China / Politics

Ambassador A. Denisov weighs in on Crimea referendum

By Ren Qi ( Updated: 2014-03-07 22:25

In an interview with China Daily, Russian Ambassador to China Andrei Denisov elaborats his views on Ukraine crisis and the upcoming Crimea referendum.

1. What is the Russian government’s position on the current situation in Crimea?

Russia is extremely concerned about the latest developments in Ukraine and Crimea. As President Putin said during his press conference this Tuesday Russia’s position on the situation in Ukraine and Crimea is consistent. Russia is interested in a stable and powerful Ukraine, where the legal rights and interests of the Ukrainians, our compatriots and all nationals are enforced.

Measures that are being undertaken by Russia are adequate and absolutely legitimate in the given extraordinary conditions, when the life and security of the residents of Crimea and the south-eastern regions are in real danger because of the irresponsible and provocative actions of ultranationalist elements. We advocate faster pacification of the situation in Ukraine. Russia calls for the fulfillment of the 21 February agreement, sponsored and guaranteed by our western partners. That would mean the formation of a legitimate national unity government considering the interests of all political forces and regions of the country.

There have been many speculations, groundlessly claiming that Russian military forces have something to do with the current crisis in Crimea. We assure you that so far there was not a single armed conflict, not a single gunshot. Moreover, we express our sincere hope that there would not be any violence. The tension in Crimea that was linked to the possibility of using our armed forces eased as there was no need to use them. Russia only took additional vigilance measures to safeguard our military deployment sites because of numerous threats and information of the armed nationalists moving towards Crimea. Claims that Russia has forcefully seized the peninsula are nonsense and have nothing to do with the real situation on the ground.

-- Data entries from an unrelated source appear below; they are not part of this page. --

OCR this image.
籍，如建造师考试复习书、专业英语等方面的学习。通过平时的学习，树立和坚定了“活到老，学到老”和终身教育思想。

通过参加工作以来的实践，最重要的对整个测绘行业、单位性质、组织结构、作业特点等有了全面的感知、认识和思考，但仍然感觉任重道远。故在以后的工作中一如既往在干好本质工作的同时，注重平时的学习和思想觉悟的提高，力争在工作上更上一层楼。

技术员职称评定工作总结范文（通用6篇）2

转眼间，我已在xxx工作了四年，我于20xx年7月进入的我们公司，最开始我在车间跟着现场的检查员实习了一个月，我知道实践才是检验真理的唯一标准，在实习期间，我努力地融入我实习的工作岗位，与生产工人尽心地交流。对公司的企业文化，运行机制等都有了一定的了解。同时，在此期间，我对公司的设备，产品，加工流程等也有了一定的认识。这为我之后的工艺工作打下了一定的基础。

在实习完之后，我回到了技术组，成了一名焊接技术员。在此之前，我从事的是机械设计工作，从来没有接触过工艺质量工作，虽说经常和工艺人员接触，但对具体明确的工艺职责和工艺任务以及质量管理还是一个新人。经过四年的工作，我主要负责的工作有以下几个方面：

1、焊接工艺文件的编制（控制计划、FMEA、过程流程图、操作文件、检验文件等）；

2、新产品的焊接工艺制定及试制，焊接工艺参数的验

Russian officials have repeatedly stressed that armed forces could be used, but that measure would certainly be the very last resort. The formations (what does he mean by “formations” - should this actually be “movement” ?) of the Black Sea Fleet in Crimea do not get involved in Ukrainian internal political events. All the movements of these units are to pursue the goal of ensuring the security of the fleet’s sites and the prevention of extremist and radical attacks on our nationals.

2. Crimea is going to hold a referendum soon, what is your view on that?

We believe that the current situation in Crimea is a direct consequence of careless actions by new Ukrainian authorities, which, in our perspective, are not fully legitimate. These so-called new “authorities” trampled on the agreement of the 21 February, ignored the atrocities of the militants in Kiev, provoked violent Russophobia and anti-Semitism. Some representatives of the new Kiev regime have actually announced a war against the Russian language and everything associated with Russia, even the Cyrillic alphabet.

We are seriously concerned about the cancellation of the Law on the Foundations of the State Language Policy in violation of Ukraine’s international obligations, which leads to further deprivation of the rights of minorities, restriction of the freedom of the mass media and bans on the activities of individual political parties.

Militants have not yet laid down arms, they have not freed administrative buildings or announced their intention to “make order” in all the Ukrainian regions. These actions have significantly destabilised the east and southeast of Ukraine.

As a response to that, in order to prevent applying the Kiev scenario in Crimea, local residents (mostly Russian speaking people) chose to act and fight chaos coming to their hometowns. Russia does not intend to interfere. However, we firmly believe that all citizens of Ukraine, regardless of their nationality, native tongue, place of residence, should be given the same equal right to participate in the life of their country and in determining its future.

3. What could you say about Russia-China relations and cooperation between the two countries on regional and international levels?

Our bilateral relations with China have been on the incline. Despite the fact that they have always been very good, recently we can see a new drive of significant development. Today we may speak of “new heights” of our cooperation in all fields.

Our political contacts are developing – we have five summit meetings planned for this year. Our security services are cooperating, as well as our military, including those engaged in removing chemical weapons from Syria.

Indeed, leaders of our countries have discussed the current crisis in Ukraine, and we are very glad that leaders of our countries have similar views on this issue. Russia and China are making a significant contribution to international development and security. We hope that closeness of our positions on Ukraine would become an important factor of stability in the region.